Note: "permalinks" may not be as permanent as we would like,
direct links of old sources may well be a few messages off.
Hi Friends,
We are having DRBD 8.3.13 running on RHEL 6.4 for a two node cluster. Yesterday we applied OS patches on these servers and restarted them into new kernel. After restart DRBD sync is getting stalled at 100%. I tried to reboot into old kernel also but same issue. I also tried drbdadm disconnect --force r0 and then connect but still it is stalling at 100%. Below are my config file.
Primary :
cat /proc/drbd
version: 8.3.13 (api:88/proto:86-96)
GIT-hash: 83ca112086600faacab2f157bc5a9324f7bd7f77 build by dag at Build64R6, 2012-09-04 12:06:10
0: cs:SyncSource ro:Primary/Secondary ds:UpToDate/Inconsistent C r-----
ns:1303160 nr:0 dw:1303160 dr:5501409 al:614 bm:1 lo:0 pe:0 ua:0 ap:0 ep:1 wo:b oos:360
[===================>] sync'ed:100.0% (360/360)K
finish: 0:53:10 speed: 0 (0) K/sec
Secondary :
cat /proc/drbd
version: 8.3.13 (api:88/proto:86-96)
GIT-hash: 83ca112086600faacab2f157bc5a9324f7bd7f77 build by dag at Build64R6, 2012-09-04 12:06:10
0: cs:SyncTarget ro:Secondary/Primary ds:Inconsistent/UpToDate C r-----
ns:0 nr:58460 dw:3583548 dr:0 al:0 bm:26 lo:0 pe:0 ua:0 ap:0 ep:1 wo:b oos:360
[===================>] sync'ed:100.0% (360/360)K
finish: 1:05:06 speed: 0 (0) want: 30 K/sec
drbd.conf :
skip {
As you can see, you can also comment chunks of text
with a 'skip[optional nonsense]{ skipped text }' section.

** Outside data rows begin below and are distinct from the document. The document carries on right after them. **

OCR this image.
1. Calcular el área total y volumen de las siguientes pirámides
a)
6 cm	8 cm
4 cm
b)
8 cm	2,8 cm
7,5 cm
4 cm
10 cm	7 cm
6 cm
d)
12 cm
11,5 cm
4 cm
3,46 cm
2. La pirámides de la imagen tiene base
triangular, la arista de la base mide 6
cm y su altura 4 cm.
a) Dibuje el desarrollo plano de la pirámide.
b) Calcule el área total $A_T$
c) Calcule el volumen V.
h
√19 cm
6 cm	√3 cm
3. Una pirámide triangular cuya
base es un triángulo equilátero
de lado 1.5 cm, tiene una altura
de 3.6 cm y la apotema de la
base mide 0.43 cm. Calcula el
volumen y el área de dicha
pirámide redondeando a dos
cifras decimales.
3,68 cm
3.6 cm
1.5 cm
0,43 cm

This comes in handy, if you just want to comment out
some 'resource <some name> {...}' section:
just precede it with 'skip'.
The basic format of option assignment is
<option name><linear whitespace><value>;
It should be obvious from the examples below,
but if you really care to know the details:
<option name> :=
valid options in the respective scope
<value> := <num>|<string>|<choice>|...
depending on the set of allowed values
for the respective option.
<num> := [0-9]+, sometimes with an optional suffix of K,M,G
<string> := (<name>|\"([^\"\\\n]*|\\.)*\")+
<name> := [/_.A-Za-z0-9-]+
}
#
# At most ONE global section is allowed.
# It must precede any resource section.
#
global {
# By default we load the module with a minor-count of 32. In case you
# have more devices in your config, the module gets loaded with
# a minor-count that ensures that you have 10 minors spare.

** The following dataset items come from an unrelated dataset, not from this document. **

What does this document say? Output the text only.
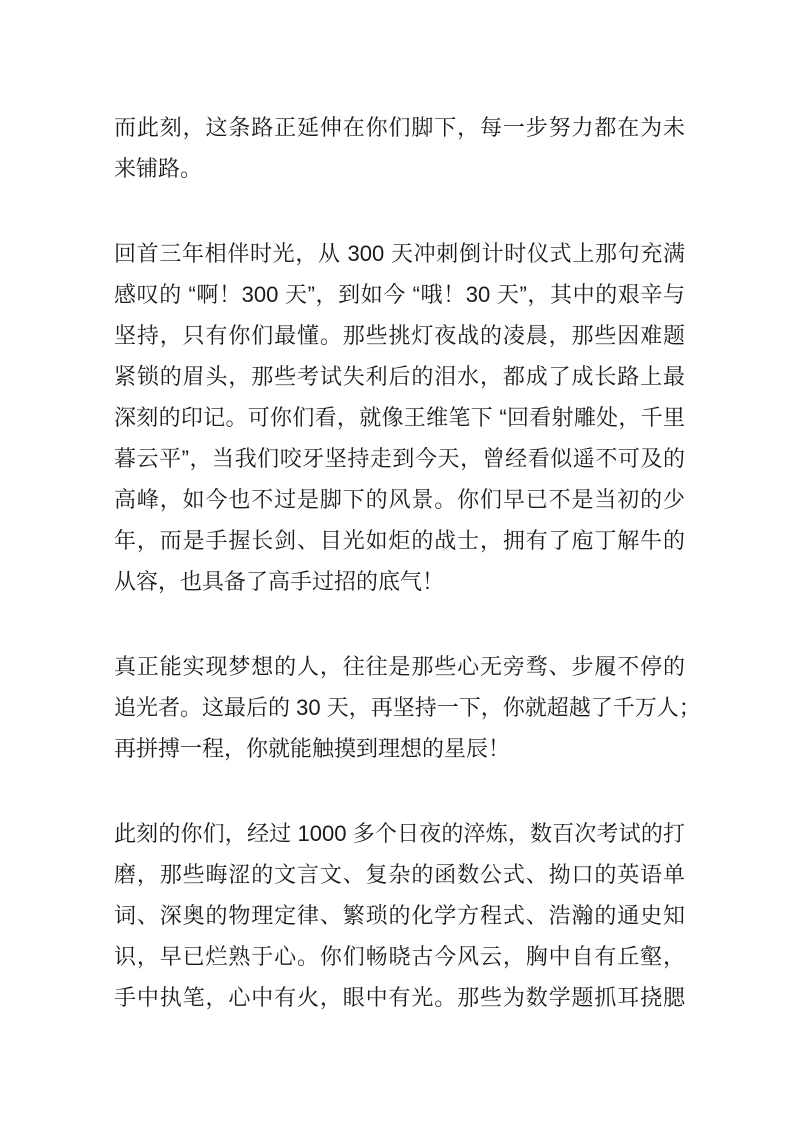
而此刻，这条路正延伸在你们脚下，每一步努力都在为未
来铺路。
回首三年相伴时光，从 300 天冲刺倒计时仪式上那句充满
感叹的 “啊！300 天”，到如今 “哦！30 天”，其中的艰辛与
坚持，只有你们最懂。那些挑灯夜战的凌晨，那些因难题
紧锁的眉头，那些考试失利后的泪水，都成了成长路上最
深刻的印记。可你们看，就像王维笔下 “回看射雕处，千里
暮云平”，当我们咬牙坚持走到今天，曾经看似遥不可及的
高峰，如今也不过是脚下的风景。你们早已不是当初的少
年，而是手握长剑、目光如炬的战士，拥有了庖丁解牛的
从容，也具备了高手过招的底气！
真正能实现梦想的人，往往是那些心无旁骛、步履不停的
追光者。这最后的 30 天，再坚持一下，你就超越了千万人；
再拼搏一程，你就能触摸到理想的星辰！
此刻的你们，经过 1000 多个日夜的淬炼，数百次考试的打
磨，那些晦涩的文言文、复杂的函数公式、拗口的英语单
词、深奥的物理定律、繁琐的化学方程式、浩瀚的通史知
识，早已烂熟于心。你们畅晓古今风云，胸中自有丘壑，
手中执笔，心中有火，眼中有光。那些为数学题抓耳挠腮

# In case 10 spare minors are too little for you, you can set the
# minor-count exeplicit here. ( Note, in contrast to DRBD-0.7 an
# unused, spare minor has only a very little overhead of allocated
# memory (a single pointer to be exact). )
#
# minor-count 64;
# The user dialog counts and displays the seconds it waited so
# far. You might want to disable this if you have the console
# of your server connected to a serial terminal server with
# limited logging capacity.
# The Dialog will print the count each 'dialog-refresh' seconds,
# set it to 0 to disable redrawing completely. [ default = 1 ]
#
# dialog-refresh 5; # 5 seconds
# You might disable one of drbdadm's sanity check.
# disable-ip-verification;
# Participate in DRBD's online usage counter at http://usage.drbd.org
# possilbe options: ask, yes, no. Default is ask. In case you do not
# know, set it to ask, and follow the on screen instructions later.
usage-count no;
}
#
# The common section can have all the sections a resource can have but
# not the host section (started with the "on" keyword).

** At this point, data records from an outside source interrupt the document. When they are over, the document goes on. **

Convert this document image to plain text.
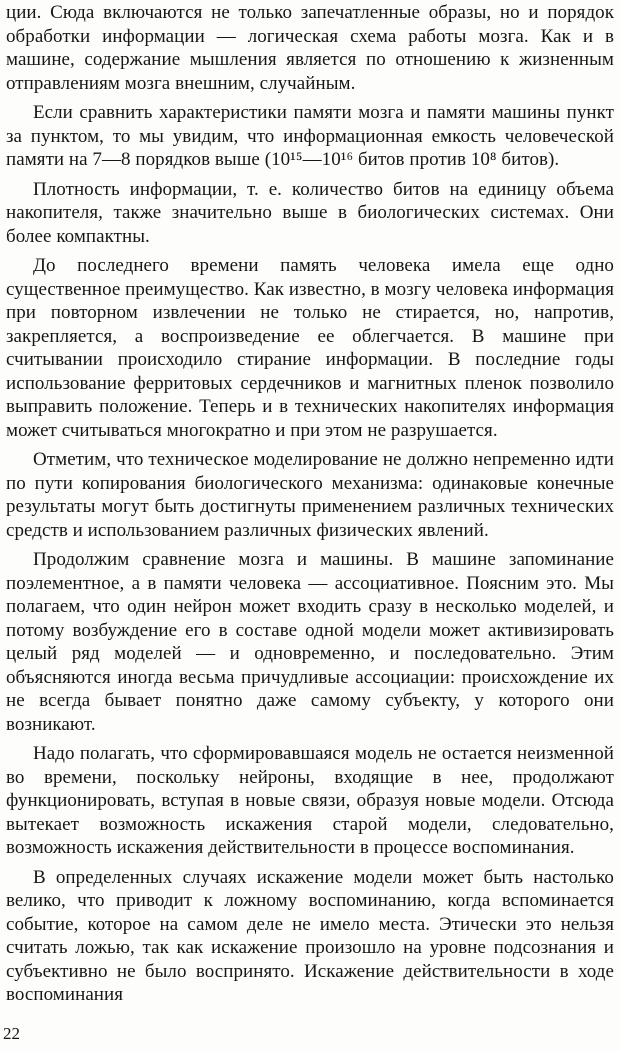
ции. Сюда включаются не только запечатленные образы, но и порядок обработки информации — логическая схема работы мозга. Как и в машине, содержание мышления является по отношению к жизненным отправлениям мозга внешним, случайным.

Если сравнить характеристики памяти мозга и памяти машины пункт за пунктом, то мы увидим, что информационная емкость человеческой памяти на 7—8 порядков выше (10¹⁵—10¹⁶ битов против 10⁸ битов).

Плотность информации, т. е. количество битов на единицу объема накопителя, также значительно выше в биологических системах. Они более компактны.

До последнего времени память человека имела еще одно существенное преимущество. Как известно, в мозгу человека информация при повторном извлечении не только не стирается, но, напротив, закрепляется, а воспроизведение ее облегчается. В машине при считывании происходило стирание информации. В последние годы использование ферритовых сердечников и магнитных пленок позволило выправить положение. Теперь и в технических накопителях информация может считываться многократно и при этом не разрушается.

Отметим, что техническое моделирование не должно непременно идти по пути копирования биологического механизма: одинаковые конечные результаты могут быть достигнуты применением различных технических средств и использованием различных физических явлений.

Продолжим сравнение мозга и машины. В машине запоминание поэлементное, а в памяти человека — ассоциативное. Поясним это. Мы полагаем, что один нейрон может входить сразу в несколько моделей, и потому возбуждение его в составе одной модели может активизировать целый ряд моделей — и одновременно, и последовательно. Этим объясняются иногда весьма причудливые ассоциации: происхождение их не всегда бывает понятно даже самому субъекту, у которого они возникают.

Надо полагать, что сформировавшаяся модель не остается неизменной во времени, поскольку нейроны, входящие в нее, продолжают функционировать, вступая в новые связи, образуя новые модели. Отсюда вытекает возможность искажения старой модели, следовательно, возможность искажения действительности в процессе воспоминания.

В определенных случаях искажение модели может быть настолько велико, что приводит к ложному воспоминанию, когда вспоминается событие, которое на самом деле не имело места. Этически это нельзя считать ложью, так как искажение произошло на уровне подсознания и субъективно не было воспринято. Искажение действительности в ходе воспоминания

22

# The common section must precede all resources.
# All resources inherit the settings from the common section.
# Whereas settings in the resources have precedence over the common
# setting.
#
common {
syncer { rate 3M; }
}
resource r0 {
protocol C;
#incon-degr-cmd "halt -f";
startup {
degr-wfc-timeout 120; # 2 minutes.
}
disk {
on-io-error detach;
}
handlers
{
split-brain "/root/splitbrain.sh root";
}
net {
}
syncer {
rate 30;
#group 1;
al-extents 257;
}
on Primary {
device /dev/drbd0;
meta-disk /dev/sdb1[0];
disk /dev/sdb2;
address xxx.xxx.xxx.xxx:7788;
}
on Secondary {
device /dev/drbd0;
meta-disk /dev/sdb1[0];
disk /dev/sdb2;
address xxx.xxx.xxx.xxx:7788;
}
}
logs :
Sep 28 08:16:30 secondary kernel: block drbd0: peer( Primary -> Unknown ) conn( SyncTarget -> Disconnecting ) pdsk( UpToDate -> DUnknown )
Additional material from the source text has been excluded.